Lesbian, gay, bisexual, and transgender (LGBT) people in Uzbekistan face deep-rooted homophobia, discrimination, and the threat of violence, activists and human rights defenders say.
And so it was for K., as she identifies herself for security reasons, a transgender woman who says she indeed faced death threats back home in Uzbekistan.
She was detained in Tashkent by Uzbek police and security forces four times between 2014 and 2017.
Each time, they demanded that K. out other members of the LGBT community, and when she refused she was brutally beaten.
"I was beaten badly. After five or six days [of such abuse] you just lie there," the 26-year-old K. tells RFE/RL's Belarus Service in an interview from Minsk.
Uzbekistan’s authoritarian ruler Islam Karimov died in 2016 after nearly 27 years in power. But his death and the installation of former Prime Minister Shavkat Mirziyoev as president failed to usher in any meaningful improvements in Uzbekistan’s "abysmal human rights record," as Human Rights Watch has described it.
HRW said that police use blackmail and extortion against gay men, threatening to out or imprison them. LGBT people face deep-rooted homophobia and discrimination. Consensual homosexual sex is a criminal offense punishable by up to three years in prison.
For K., the "final decision to leave" came on January 3, 2017, when she was raped while in police custody.
Getting out of Uzbekistan was tricky though.
"I was born in disputed territory which became disputed after the collapse of the Soviet Union," says K. "At that time there were no borders, and this area belongs to Tajikistan. There was a massive outflow of the population -- to Russia and neighboring countries. And those who came to Uzbekistan have yet to be granted citizenship."
That made her essentially a "stateless" person. Despite that, Uzbek authorities did issue her with an exit visa -- a practice inherited from the Soviet days -- after a six-month wait.
She headed for Moscow, but authorities there on December 25 turned down her asylum request, refusing to recognize her LGBT persecution as justifiable grounds.
Next up was Belarus, where President Alyaksandr Lukashenka has ruled since 1994 and earned the moniker of "Europe's last dictator."
Belarus is far from a safe haven for the LGBT community, but to K. it seemed to be her best option, and Belarus authorities earlier this week granted K. two weeks to formally submit an asylum request.
However, the country suffers from a bad reputation when it comes to LGBT rights.
Amnesty International said in a report on December 22 that LGBT rights activists were facing rising hostilities in parts of the former Soviet Union, including Belarus, fueled by discrimination, homophobia, and what it described as Russia's crusade against "nontraditional sexual relations."
Belarus's LGBT intolerance was on full display a few months earlier in October 2017 when police raided nightclubs popular with the LGBT community, during which two clubs were shuttered and patrons were harassed, some even detained by police.

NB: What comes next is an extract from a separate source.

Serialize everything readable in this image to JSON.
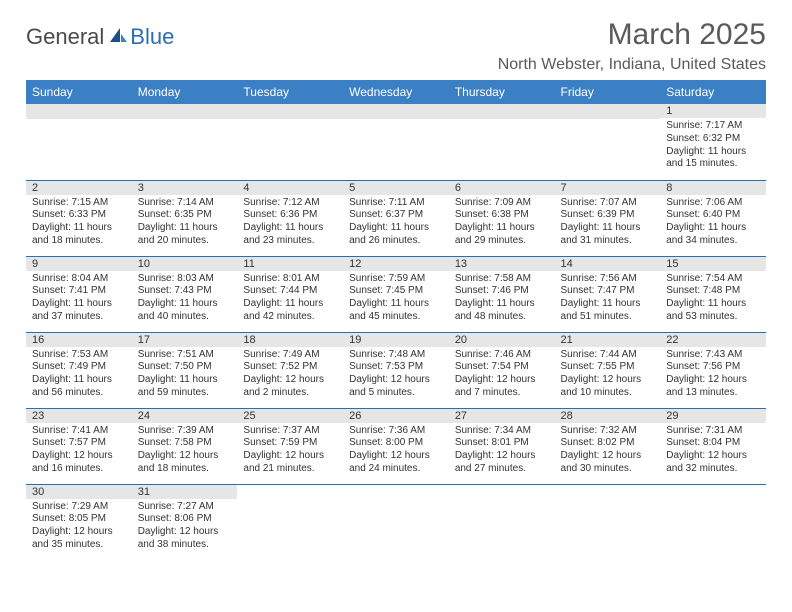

"The reports out of Belarus are alarming. It is alarming that police targeted legal businesses, violated the privacy of their patrons, demanded personal information, and dragged some away to detention," said Human Rights First’s Shawn Gaylord on October 24.
Room For Tolerance
On the international stage, Minsk has blocked efforts to advance LGBT rights.
In October 2016, Belarus reportedly led a group of 17 countries to block a plan to include LGBT rights in a new urban strategy crafted by the United Nations, according to Reuters.
There is, however, some room for tolerance within the law.
"Our legislation allows a person to ask for protection when a person belongs to a particular social group and for this reason he or she is being persecuted at home," says Belarusian human rights activist Natalia Mankovskaya.
According to Mankovskaya, after submitting an asylum application, K. can legally stay in Belarus for up to six months while a decision is being reached.
"We also appeal to the Minsk office of the Office of the UN High Commissioner for Refugees to grant K. international protection," says Mankovskaya.
For K., her options are limited. She wants to avoid at all costs returning to Uzbekistan, where she says she would face charges for her sexual orientation.
"I hope that I am granted some type of status here, so I can avoid what I've already faced," K. says. "This is a much more tolerant society."